Wetzon put her finger to her nose and looked at him cross-eyed. “Now why didn’t I think of that. It’s so logical.”

“You would have eventually, but two heads are always better than one.” He smiled down at her. His feeling for her was so intense, it upset her. She withdrew, not really aware she had done so until he snapped his fingers. “Hey, where did you go?”

“Oh. I was thinking that you’re such a nurturer, and I love you for it. You make me feel cared for and protected. We don’t
have
to get married.”

He set his drink down and crouched beside her so they were eye to eye. “Leslie, I don’t want you just for weekends. I want you every day for the rest of my life.”

“Alton—” She touched his cheek and was afraid. Had Mort been right, then? Was she—

“Leslie, tell me what you’re thinking.”

“Mort Hornberg told me I was incapable of having a real relationship with anyone.” Had she accepted Alton’s ring to contradict Mort?

“That’s ridiculous.” He stood and pulled her to her feet, dislodging the dozing Izz. “And you believed him?”

“Thirty-nine years of living proof, Alton. I’m not able to commit to anyone.”

“Until now.” He said it firmly.

“Until now.” She repeated it in a quavering voice. “Alton, do you think there’s something wrong that we don’t fight?”

“Fight? What do we have to fight about? Let’s go to bed.”

So there, Silvestri, she thought, but she got no further because the phone began to ring. “It’s Carlos!” She spun away from Alton, racing for the bedroom. “Hello?” She sat down on the bed, then jumped up, sat down again.

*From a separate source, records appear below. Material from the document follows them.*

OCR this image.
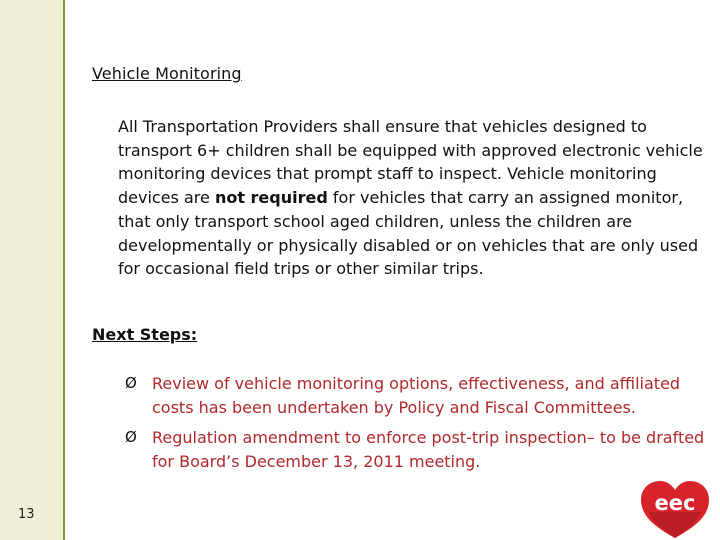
13
Vehicle Monitoring

All Transportation Providers shall ensure that vehicles designed to transport 6+ children shall be equipped with approved electronic vehicle monitoring devices that prompt staff to inspect. Vehicle monitoring devices are not required for vehicles that carry an assigned monitor, that only transport school aged children, unless the children are developmentally or physically disabled or on vehicles that are only used for occasional field trips or other similar trips.

Next Steps:
Ø Review of vehicle monitoring options, effectiveness, and affiliated costs has been undertaken by Policy and Fiscal Committees.
Ø Regulation amendment to enforce post-trip inspection– to be drafted for Board’s December 13, 2011 meeting.
eec
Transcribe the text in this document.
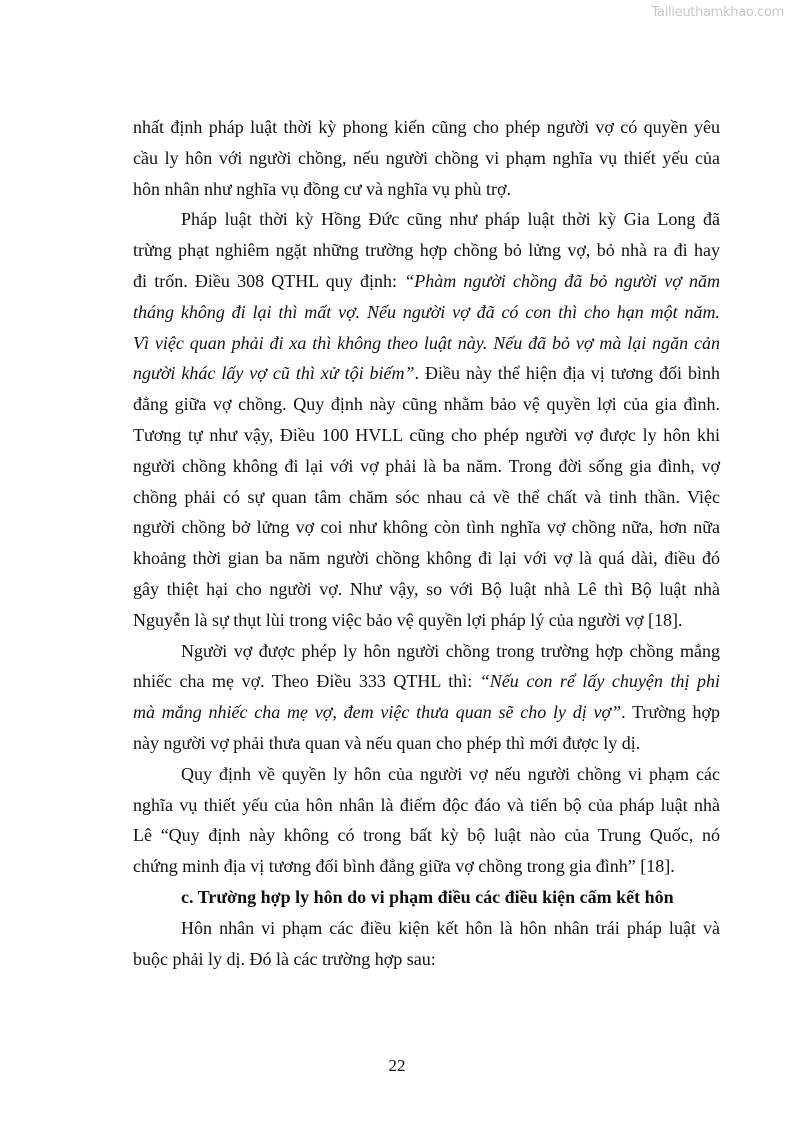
Tailieuthamkhao.com
nhất định pháp luật thời kỳ phong kiến cũng cho phép người vợ có quyền yêu
cầu ly hôn với người chồng, nếu người chồng vi phạm nghĩa vụ thiết yếu của
hôn nhân như nghĩa vụ đồng cư và nghĩa vụ phù trợ.
Pháp luật thời kỳ Hồng Đức cũng như pháp luật thời kỳ Gia Long đã
trừng phạt nghiêm ngặt những trường hợp chồng bỏ lửng vợ, bỏ nhà ra đi hay
đi trốn. Điều 308 QTHL quy định: “Phàm người chồng đã bỏ người vợ năm
tháng không đi lại thì mất vợ. Nếu người vợ đã có con thì cho hạn một năm.
Vì việc quan phải đi xa thì không theo luật này. Nếu đã bỏ vợ mà lại ngăn cản
người khác lấy vợ cũ thì xử tội biếm”. Điều này thể hiện địa vị tương đối bình
đẳng giữa vợ chồng. Quy định này cũng nhằm bảo vệ quyền lợi của gia đình.
Tương tự như vậy, Điều 100 HVLL cũng cho phép người vợ được ly hôn khi
người chồng không đi lại với vợ phải là ba năm. Trong đời sống gia đình, vợ
chồng phải có sự quan tâm chăm sóc nhau cả về thể chất và tinh thần. Việc
người chồng bở lửng vợ coi như không còn tình nghĩa vợ chồng nữa, hơn nữa
khoảng thời gian ba năm người chồng không đi lại với vợ là quá dài, điều đó
gây thiệt hại cho người vợ. Như vậy, so với Bộ luật nhà Lê thì Bộ luật nhà
Nguyễn là sự thụt lùi trong việc bảo vệ quyền lợi pháp lý của người vợ [18].
Người vợ được phép ly hôn người chồng trong trường hợp chồng mắng
nhiếc cha mẹ vợ. Theo Điều 333 QTHL thì: “Nếu con rể lấy chuyện thị phi
mà mắng nhiếc cha mẹ vợ, đem việc thưa quan sẽ cho ly dị vợ”. Trường hợp
này người vợ phải thưa quan và nếu quan cho phép thì mới được ly dị.
Quy định về quyền ly hôn của người vợ nếu người chồng vi phạm các
nghĩa vụ thiết yếu của hôn nhân là điểm độc đáo và tiến bộ của pháp luật nhà
Lê “Quy định này không có trong bất kỳ bộ luật nào của Trung Quốc, nó
chứng minh địa vị tương đối bình đẳng giữa vợ chồng trong gia đình” [18].
c. Trường hợp ly hôn do vi phạm điều các điều kiện cấm kết hôn
Hôn nhân vi phạm các điều kiện kết hôn là hôn nhân trái pháp luật và
buộc phải ly dị. Đó là các trường hợp sau:
22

“Magic time, Birdie!” He was shrieking; she had to hold the phone away from her ear. “Birdie, you would not have believed it! Everything, and I mean
everything
; worked. Listen to this from the
Globe:
‘The production team of Morton Hornberg, Carlos Prince, and the late Sam Meidner have reinvented the musical.’”

“Wow!”

“The tip of the iceberg, m’dear. From the
Herald
we have: ‘What can be more American than the gun and what can be more American than the American musical theatre? In
Hotshot: The Musical
we have the felicitous marriage of the two.’”

“Oh, Carlos, I’m so happy for you.”

“Wait, darling, it’s not over. Try this on: ‘This show’s brilliance is staggering; its humor, demented; its music and dancing, radiant; its cast, stellar. There’s nothing to compare it to. It breaks its own ground and takes no prisoners.’”

She heard the rumble of voices in the background. “I couldn’t be happier for you all.
Us
all. Who’s there with you?”

Alton lay down beside her and she rumpled his hair and grinned at him, mouthing,
It’s a smash.

“Arthur, darling, and—wait—one more: ‘Wit and wonderment took over the stage of the Colonial Theatre tonight.’ So what do you think? Personally, I think I’m the second luckiest man in the world.”

“The
second
luckiest? Okay, I bite. Who’s the first?”

“Andrew Lloyd Webber, darling.”

“Very funny. Tell the truth, were there no quibbles?”

“I was saving it. The best. ‘One has to question the motivation for a show like this that goes all out to celebrate the symbol of violence in America.’ Is that good enough for you? I think we can handle it.”

“Well, after all, it is Boston. Carlos, is Twoey excited?”

“Beside himself.”

“Twoey is beside himself, Alton.”

“Wait a minute, Birdie. There’s someone here who wants to talk to you.” She heard muffled voices.

“I guess Twoey wants to talk, Alton.”

“Hello? Wetzon?”

Good grief. “Mark! I’ve been so worried about you.”

“Wetzon, I’m sorry. You’ve got to believe I didn’t mean it.”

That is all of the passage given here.